Неделя прошла быстро, в течение которой мама упаковывала вещи в картонные коробки, посуду заворачивала в газеты, брат откручивал болты от ножек шкафа, а я складывала в большой матерчатый мешок всю свою одежду, игрушки и книжки. То и дело заходили соседи, любопытствовали, зачем это нам понадобилось уезжать из посёлка в начале года.
В школе в последний день я попрощалась с ребятами, подошла к Светлане Ивановне и всем телом прижалась к ней. Слёзы сами покатились по щекам, и рот предательски скривился в гримасе.

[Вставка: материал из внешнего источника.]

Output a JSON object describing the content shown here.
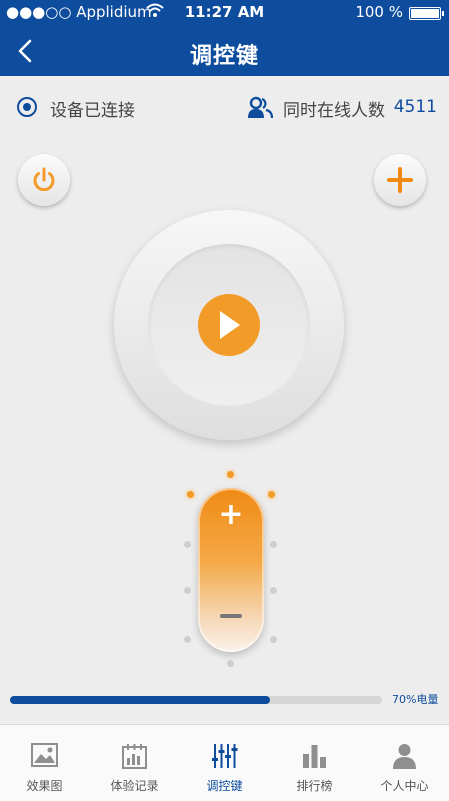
{
  "status_bar": {
    "carrier": "●●●○○ Applidium",
    "time": "11:27 AM",
    "battery": "100 %"
  },
  "nav": {
    "title": "调控键"
  },
  "connection": {
    "label": "设备已连接"
  },
  "online": {
    "label": "同时在线人数",
    "count": "4511"
  },
  "battery_charge": {
    "percent": 70,
    "label": "70%电量"
  },
  "tabs": [
    {
      "label": "效果图",
      "icon": "image-icon"
    },
    {
      "label": "体验记录",
      "icon": "calendar-icon"
    },
    {
      "label": "调控键",
      "icon": "equalizer-icon",
      "active": true
    },
    {
      "label": "排行榜",
      "icon": "bar-chart-icon"
    },
    {
      "label": "个人中心",
      "icon": "person-icon"
    }
  ],
  "colors": {
    "brand_blue": "#0e4c9e",
    "accent_orange": "#f29b28"
  }
}
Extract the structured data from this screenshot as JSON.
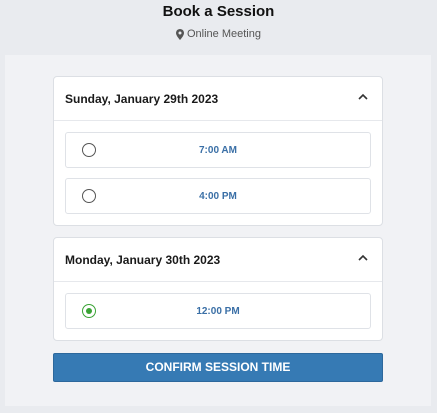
{
  "header": {
    "title": "Book a Session",
    "location_icon": "map-pin-icon",
    "location": "Online Meeting"
  },
  "days": [
    {
      "date": "Sunday, January 29th 2023",
      "expanded": true,
      "slots": [
        {
          "time": "7:00 AM",
          "selected": false
        },
        {
          "time": "4:00 PM",
          "selected": false
        }
      ]
    },
    {
      "date": "Monday, January 30th 2023",
      "expanded": true,
      "slots": [
        {
          "time": "12:00 PM",
          "selected": true
        }
      ]
    }
  ],
  "confirm_label": "CONFIRM SESSION TIME",
  "colors": {
    "accent": "#367ab4",
    "time_text": "#3a6fa6",
    "selected_radio": "#3aa335"
  }
}
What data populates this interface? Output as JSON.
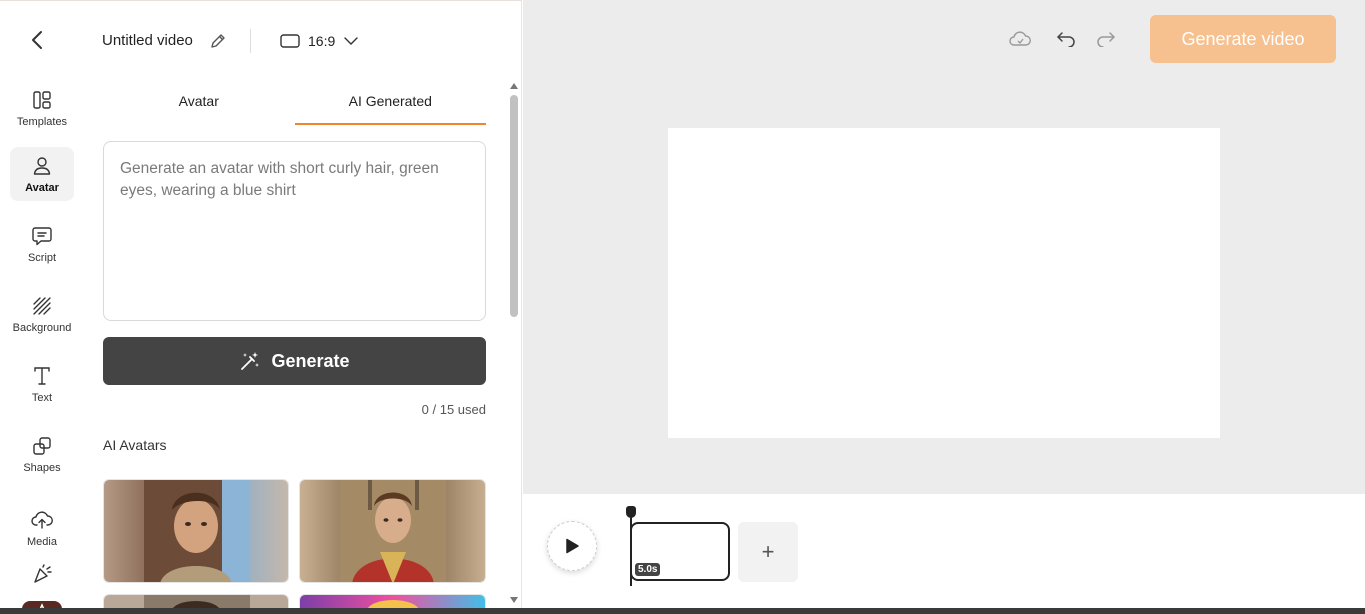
{
  "header": {
    "video_title": "Untitled video",
    "aspect_ratio": "16:9"
  },
  "sidebar": {
    "items": [
      {
        "label": "Templates"
      },
      {
        "label": "Avatar"
      },
      {
        "label": "Script"
      },
      {
        "label": "Background"
      },
      {
        "label": "Text"
      },
      {
        "label": "Shapes"
      },
      {
        "label": "Media"
      }
    ],
    "active": "Avatar"
  },
  "panel": {
    "tabs": [
      {
        "label": "Avatar"
      },
      {
        "label": "AI Generated"
      }
    ],
    "active_tab": "AI Generated",
    "prompt_placeholder": "Generate an avatar with short curly hair, green eyes, wearing a blue shirt",
    "generate_label": "Generate",
    "usage": "0 / 15 used",
    "section_title": "AI Avatars"
  },
  "toolbar": {
    "generate_video_label": "Generate video"
  },
  "timeline": {
    "clip_duration": "5.0s",
    "add_label": "+"
  },
  "colors": {
    "accent": "#f0852d",
    "generate_video_bg": "#f6c08f",
    "generate_bg": "#444444",
    "workspace_bg": "#ececec"
  }
}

— Не плачь, Ниночка, — успокаивала учительница. — Приезжай к нам в гости. У тебя всё получится в новой школе, ты ведь у нас молодчина. Дам тебе один совет: пожалуйста, никогда не обижай маму. Она у вас одна, и ей очень непросто, ты это сама знаешь. Поняла меня?
Светлана Ивановна обхватила своими тёплыми ладонями моё мокрое лицо и поцеловала.
— Я поняла, Светлана Ивановна.
— И ещё. Ниночка, мы всегда будем тебя ждать. В любое время, в этом году или в следующем, или, когда вырастешь и закончишь школу, знай, что у тебя есть твоё место, где тебя помнят и ждут. Ступай, девочка моя, до свидания.
Я развернулась и побежала. Так быстро я ещё никогда не бегала. Земля тряслась под ногами, сквозь слёзы я не могла разглядеть ни дорожную колею, ни обочину. Бежала не разбирая дороги, запинаясь стоптанными валенками и падая в снег.
Я простилась со своим родным местом навсегда. Холодный грузовик в январе увёз меня с Золотого озера в новую жизнь, вырвав из спокойного и привычного детского мира. Новая жизнь! Я еду к тебе, я принимаю тебя!